The Middle Island contains only a few Christian and Pagan antiquities, but these are of extreme interest. Landing at the east side, on a beach presenting the same remarkable appearance as that of Glenaghaun, we first arrive at the very ancient little Church or Oratory of St. Cananagh. It is situated near the beach, among the chaotic fragments of a tumbled-down precipice; many of the cubic masses of rocks which have fallen in confusion around being each much larger than the church itself. In size and masonry this Oratory resembles that of St. Benan. The doorway, composed of large stones, one of which forms the lintel, is only from 19 to 20 inches wide, and the roof had been evidently formed of overlapping stones. There is a holy well close by, and a saint's bed or grave with three small round stones, like some which are frequently found on these tombs, upon it; while a large flat stone with a hole in the centre stands as a headstone. The St. Cananagh to whom this church is dedicated was, according to tradition, a St. Gregory, and some will have it that he was Pope Gregory the Great. The name is also preserved in Gregory's Sound, which separates the large from the middle Island, and in the Church of Gregory or Cananagh in Connemara.7

The principal Pagan antiquity on the Middle Island is the great fort of Dun Conor, or Conchovar, which is of more solid masonry than Dun Ængus, and has escaped the ravages of time and dilapidation much better. Mr. Wilde having collected his party in the interior, explained the character of the fort, and read to them some extracts from Dr. O'Donovan's notes on Aran made for the Ordnance Memoir.
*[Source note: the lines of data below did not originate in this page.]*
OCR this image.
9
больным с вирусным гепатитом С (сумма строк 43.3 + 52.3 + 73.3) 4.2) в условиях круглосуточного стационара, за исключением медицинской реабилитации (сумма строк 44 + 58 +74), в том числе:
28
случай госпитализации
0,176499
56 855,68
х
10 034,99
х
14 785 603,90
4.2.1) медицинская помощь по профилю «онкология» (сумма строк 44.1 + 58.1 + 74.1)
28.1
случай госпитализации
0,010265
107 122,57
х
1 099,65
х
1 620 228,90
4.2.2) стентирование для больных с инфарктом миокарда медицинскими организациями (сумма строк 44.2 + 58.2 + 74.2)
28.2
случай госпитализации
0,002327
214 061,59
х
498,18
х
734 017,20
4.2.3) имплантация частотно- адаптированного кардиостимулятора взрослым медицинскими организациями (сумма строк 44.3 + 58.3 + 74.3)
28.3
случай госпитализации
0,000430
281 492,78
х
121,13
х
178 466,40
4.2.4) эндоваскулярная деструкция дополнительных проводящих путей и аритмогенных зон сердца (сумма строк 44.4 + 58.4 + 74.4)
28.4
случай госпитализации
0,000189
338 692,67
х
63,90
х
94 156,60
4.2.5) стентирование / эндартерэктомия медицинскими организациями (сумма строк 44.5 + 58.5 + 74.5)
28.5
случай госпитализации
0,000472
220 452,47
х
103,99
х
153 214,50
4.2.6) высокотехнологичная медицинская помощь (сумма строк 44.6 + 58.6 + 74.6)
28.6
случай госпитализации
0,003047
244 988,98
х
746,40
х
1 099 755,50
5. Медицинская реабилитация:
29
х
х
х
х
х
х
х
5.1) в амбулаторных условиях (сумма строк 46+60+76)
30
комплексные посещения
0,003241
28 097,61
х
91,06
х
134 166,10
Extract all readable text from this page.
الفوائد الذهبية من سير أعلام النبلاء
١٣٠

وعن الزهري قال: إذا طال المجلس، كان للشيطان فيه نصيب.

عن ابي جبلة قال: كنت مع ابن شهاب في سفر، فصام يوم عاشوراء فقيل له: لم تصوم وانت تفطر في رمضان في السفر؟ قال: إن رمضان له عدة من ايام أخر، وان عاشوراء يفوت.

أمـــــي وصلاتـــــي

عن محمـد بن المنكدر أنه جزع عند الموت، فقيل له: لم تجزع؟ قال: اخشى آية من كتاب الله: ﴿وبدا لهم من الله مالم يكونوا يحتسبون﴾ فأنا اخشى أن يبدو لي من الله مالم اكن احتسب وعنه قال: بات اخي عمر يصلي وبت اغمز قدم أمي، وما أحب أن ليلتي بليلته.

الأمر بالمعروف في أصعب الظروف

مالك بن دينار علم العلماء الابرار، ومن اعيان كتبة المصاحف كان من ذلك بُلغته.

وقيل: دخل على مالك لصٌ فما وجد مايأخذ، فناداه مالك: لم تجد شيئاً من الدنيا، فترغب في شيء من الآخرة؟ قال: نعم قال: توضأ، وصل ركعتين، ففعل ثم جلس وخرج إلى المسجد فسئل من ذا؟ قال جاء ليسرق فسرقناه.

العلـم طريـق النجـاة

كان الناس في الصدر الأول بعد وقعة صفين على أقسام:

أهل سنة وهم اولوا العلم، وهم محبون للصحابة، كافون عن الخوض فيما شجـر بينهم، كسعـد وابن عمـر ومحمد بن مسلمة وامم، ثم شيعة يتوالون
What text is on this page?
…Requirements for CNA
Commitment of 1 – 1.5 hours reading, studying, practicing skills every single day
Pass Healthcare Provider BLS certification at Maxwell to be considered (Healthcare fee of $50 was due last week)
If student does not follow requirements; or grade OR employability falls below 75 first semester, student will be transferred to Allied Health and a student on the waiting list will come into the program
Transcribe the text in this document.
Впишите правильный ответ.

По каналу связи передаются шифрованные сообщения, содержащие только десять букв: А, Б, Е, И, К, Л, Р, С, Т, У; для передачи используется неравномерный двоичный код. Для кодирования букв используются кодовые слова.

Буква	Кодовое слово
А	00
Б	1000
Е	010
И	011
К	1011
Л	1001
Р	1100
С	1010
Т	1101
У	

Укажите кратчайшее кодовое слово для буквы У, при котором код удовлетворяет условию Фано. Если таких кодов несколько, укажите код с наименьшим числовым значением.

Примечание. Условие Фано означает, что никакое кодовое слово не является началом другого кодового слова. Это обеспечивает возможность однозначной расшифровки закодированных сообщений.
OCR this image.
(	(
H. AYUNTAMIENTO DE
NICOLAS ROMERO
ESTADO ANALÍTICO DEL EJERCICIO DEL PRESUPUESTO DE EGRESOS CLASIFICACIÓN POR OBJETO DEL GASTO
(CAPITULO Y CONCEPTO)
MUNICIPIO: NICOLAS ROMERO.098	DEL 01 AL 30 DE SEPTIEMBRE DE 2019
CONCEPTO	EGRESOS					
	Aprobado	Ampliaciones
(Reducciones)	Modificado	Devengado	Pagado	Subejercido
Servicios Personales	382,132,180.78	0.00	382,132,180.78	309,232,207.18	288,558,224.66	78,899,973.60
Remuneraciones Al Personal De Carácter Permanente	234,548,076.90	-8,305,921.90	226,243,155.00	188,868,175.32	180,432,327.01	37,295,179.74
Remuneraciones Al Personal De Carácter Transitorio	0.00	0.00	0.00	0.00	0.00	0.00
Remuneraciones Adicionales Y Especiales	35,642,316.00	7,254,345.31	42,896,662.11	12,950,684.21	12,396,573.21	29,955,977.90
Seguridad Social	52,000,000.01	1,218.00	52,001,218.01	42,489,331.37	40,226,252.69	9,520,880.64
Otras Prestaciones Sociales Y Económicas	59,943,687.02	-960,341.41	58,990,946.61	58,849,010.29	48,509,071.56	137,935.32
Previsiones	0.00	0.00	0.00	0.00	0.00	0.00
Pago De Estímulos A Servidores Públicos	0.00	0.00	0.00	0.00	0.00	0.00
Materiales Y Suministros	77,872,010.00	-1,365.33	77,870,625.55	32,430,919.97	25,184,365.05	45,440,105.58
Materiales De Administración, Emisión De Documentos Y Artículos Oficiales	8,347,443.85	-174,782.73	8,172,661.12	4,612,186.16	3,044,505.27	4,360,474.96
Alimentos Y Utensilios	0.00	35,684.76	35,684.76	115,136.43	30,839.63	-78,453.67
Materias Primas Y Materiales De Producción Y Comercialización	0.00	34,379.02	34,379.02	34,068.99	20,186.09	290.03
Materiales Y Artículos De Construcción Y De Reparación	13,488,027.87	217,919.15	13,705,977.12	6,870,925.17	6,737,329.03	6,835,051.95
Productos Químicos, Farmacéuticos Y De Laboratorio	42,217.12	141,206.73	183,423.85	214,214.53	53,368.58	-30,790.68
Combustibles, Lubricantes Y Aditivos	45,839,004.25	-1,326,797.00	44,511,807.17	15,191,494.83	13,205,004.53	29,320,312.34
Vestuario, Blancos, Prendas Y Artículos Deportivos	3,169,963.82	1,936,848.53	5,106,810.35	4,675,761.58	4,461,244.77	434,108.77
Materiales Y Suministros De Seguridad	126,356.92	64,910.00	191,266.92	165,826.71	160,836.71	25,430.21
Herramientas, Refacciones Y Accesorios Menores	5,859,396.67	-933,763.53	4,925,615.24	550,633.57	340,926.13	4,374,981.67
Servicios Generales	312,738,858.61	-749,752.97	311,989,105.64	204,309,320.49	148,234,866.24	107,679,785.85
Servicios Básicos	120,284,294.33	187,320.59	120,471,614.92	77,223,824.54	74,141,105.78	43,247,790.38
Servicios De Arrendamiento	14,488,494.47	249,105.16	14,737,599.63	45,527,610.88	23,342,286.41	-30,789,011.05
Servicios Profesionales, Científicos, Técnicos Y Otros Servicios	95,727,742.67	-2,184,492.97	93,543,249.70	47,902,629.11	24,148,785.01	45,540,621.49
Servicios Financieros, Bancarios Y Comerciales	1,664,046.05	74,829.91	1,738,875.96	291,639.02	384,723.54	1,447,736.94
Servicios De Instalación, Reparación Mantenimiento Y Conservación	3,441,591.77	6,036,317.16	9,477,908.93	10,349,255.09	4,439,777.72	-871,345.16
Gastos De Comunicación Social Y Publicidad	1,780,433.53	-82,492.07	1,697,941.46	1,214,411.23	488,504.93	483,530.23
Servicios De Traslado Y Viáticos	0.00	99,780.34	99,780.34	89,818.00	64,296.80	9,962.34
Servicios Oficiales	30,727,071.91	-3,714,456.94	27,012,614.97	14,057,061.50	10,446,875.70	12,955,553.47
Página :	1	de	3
This fort is oval in shape, the long diameter of the interior being 227 feet, and the shortest diameter 115 feet. On one side the steep precipice on which it stands rendered any outer circumvallation unnecessary, but the remainder is surrounded by a strong outer wall, and the passage to the entrance


p.37

leads through a square enclosure like an advanced work, that must have added greatly to its defensibility. The walls, where not broken down, vary from 17 feet to 20 feet in height; there were two flights of steps to the parapets; and in the interior are a great number of ruined cloghauns. On the subject of these cloghauns Dr. O'Donovan made some interesting observations. He said they were used as habitations to a comparatively late period. Some of the islanders still built small houses for domestic purposes in the same style; and he was informed that in a neighbouring village on that island there was a family still living in a cloghaun or stone-roofed house. He said it often required some examination of the stones and of the mosses on them to enable one to distinguish between the old and the modern cloghauns.

On this island are also the ruins of a church dedicated to the Blessed Virgin, and of another, very rudely built, and now nearly destroyed, called the Church of the Seven Kings' Sons. Near the latter are the aharla, or grave, and the holy well of the Virgin, St. Kenerga.

While the party were collected within the Fort of Dun Conor, and the Provost occupied the chair, a vote of thanks was passed by acclamation to ‘Martin Haverty, Esq., the Reporter of the Proceedings of the Excursion.’